Dicono le fonti – non confermate, ma nemmeno smentite – che l’indagine ruoti attorno a accreditamenti sospetti, incarichi conferiti senza titoli, nomine piegate a logiche non istituzionali. E che in filigrana si intraveda il profilo di una sanità regionale privatizzata nei metodi, più che nei mezzi.

La clinica Dulbecco, il medico arrestato e la tessitura invisibile dei favori
Il tempismo dell’operazione odierna non è casuale. Solo ieri, infatti, un medico della clinica Dulbecco e la sua segretaria sono finiti in arresto. Accuse? Liste d’attesa truccate, gestione "familiare" dei pazienti, il sospetto di una mano politica che garantiva coperture.

E ora qualcuno si domanda: tutto questo è collegato? La risposta, per ora, è “forse”. Ma in Calabria, il “forse” è già un campanello d’allarme.

Il sistema sotto vetro: il nodo della fiducia
Non siamo di fronte a una “tangentopoli” calabrese. Non ancora. Ma siamo, certamente, all’inizio di un’indagine sistemica, dove la burocrazia diventa protagonista.

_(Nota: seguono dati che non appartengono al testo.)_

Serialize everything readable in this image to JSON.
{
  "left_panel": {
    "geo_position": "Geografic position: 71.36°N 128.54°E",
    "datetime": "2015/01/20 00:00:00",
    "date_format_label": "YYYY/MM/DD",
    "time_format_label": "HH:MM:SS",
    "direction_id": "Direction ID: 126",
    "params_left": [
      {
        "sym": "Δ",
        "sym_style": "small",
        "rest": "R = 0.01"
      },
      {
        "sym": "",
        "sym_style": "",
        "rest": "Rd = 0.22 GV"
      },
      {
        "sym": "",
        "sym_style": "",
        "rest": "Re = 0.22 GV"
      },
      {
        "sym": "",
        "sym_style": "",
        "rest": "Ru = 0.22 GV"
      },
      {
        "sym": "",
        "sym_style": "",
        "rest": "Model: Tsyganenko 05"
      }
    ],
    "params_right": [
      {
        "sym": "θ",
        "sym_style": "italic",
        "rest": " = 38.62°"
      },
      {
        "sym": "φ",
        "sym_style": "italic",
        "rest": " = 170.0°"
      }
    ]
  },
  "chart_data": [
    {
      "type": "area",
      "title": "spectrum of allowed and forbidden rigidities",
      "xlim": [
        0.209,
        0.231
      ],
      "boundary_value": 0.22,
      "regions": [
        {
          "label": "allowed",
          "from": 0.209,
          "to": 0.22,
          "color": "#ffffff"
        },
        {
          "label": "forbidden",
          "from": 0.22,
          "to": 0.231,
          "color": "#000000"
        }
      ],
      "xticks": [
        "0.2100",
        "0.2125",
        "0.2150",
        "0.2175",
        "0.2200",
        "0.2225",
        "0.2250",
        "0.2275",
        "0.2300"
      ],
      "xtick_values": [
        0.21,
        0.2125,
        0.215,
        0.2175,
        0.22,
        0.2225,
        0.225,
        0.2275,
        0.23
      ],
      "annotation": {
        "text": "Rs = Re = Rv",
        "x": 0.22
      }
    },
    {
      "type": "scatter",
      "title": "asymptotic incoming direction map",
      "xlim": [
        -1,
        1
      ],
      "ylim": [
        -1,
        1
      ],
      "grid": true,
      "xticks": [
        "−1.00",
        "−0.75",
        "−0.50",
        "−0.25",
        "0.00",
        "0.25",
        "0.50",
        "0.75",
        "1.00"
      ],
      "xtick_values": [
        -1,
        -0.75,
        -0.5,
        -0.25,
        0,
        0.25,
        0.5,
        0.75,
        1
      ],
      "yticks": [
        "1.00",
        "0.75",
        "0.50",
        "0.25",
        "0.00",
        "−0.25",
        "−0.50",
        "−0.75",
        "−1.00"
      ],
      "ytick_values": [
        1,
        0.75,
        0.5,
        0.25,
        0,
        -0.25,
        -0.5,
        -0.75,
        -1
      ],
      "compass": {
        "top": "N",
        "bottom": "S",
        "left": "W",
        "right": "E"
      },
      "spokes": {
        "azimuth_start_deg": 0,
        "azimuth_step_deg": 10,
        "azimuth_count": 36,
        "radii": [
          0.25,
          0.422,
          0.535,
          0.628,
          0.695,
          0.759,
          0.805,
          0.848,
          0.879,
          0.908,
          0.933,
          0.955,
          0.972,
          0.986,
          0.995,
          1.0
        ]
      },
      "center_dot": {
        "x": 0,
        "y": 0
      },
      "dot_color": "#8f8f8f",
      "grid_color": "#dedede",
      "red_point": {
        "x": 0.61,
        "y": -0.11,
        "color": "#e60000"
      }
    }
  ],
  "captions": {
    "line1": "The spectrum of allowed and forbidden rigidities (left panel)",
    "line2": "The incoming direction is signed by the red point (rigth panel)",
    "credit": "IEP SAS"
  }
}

Dove le firme valgono più delle parole, e gli incastri contabili raccontano più di mille dossier.

Ecco il punto vero: questa è una crisi di fiducia. Non solo verso gli uomini, ma verso l’intero apparato. La Regione, che si ergeva a simbolo di rilancio post-pandemico, con parole chiave come "digitalizzazione", "efficienza", "governo dei dati", oggi si scopre vulnerabile. Anzi, opaca.

Occhiuto: l’uomo solo al comando (che ora non comanda più)
In questo scenario si staglia, isolato, il profilo del Presidente Roberto Occhiuto. È lui, in fondo, la figura che più rischia – non giudiziariamente, ma politicamente. Ha ricevuto un solo avviso di garanzia , non è oggetto diretto di indagini. Ma è il vertice. E quando il palazzo traballa, il tetto non può dichiararsi estraneo alle fondamenta.

Occhiuto rappresentava – e forse ancora rappresenta – la speranza di una destra tecnocratica, europeista, efficiente. Ma il blitz alla Cittadella cambia il frame. Il presidente che ieri diceva “ora parlo io”, oggi rischia di apparire come quello che sussurra “ora piango io”.


La tempesta è dentro
Non c’è bisogno di condanne per dire che la politica calabrese è sotto schiaffo. Il blitz non è solo un atto giudiziario: è un colpo simbolico al cuore dell’istituzione. Non per ciò che è stato scoperto, ma per ciò che si teme sia stato nascosto. La Calabria non può permettersi l’ennesimo scandalo, l’ennesima fiducia tradita, l’ennesima stagione di ombre.

Ma intanto, alla Cittadella, la tempesta è già entrata. E quando i muri parlano – come oggi – è solo questione di tempo prima che qualcuno debba rispondere.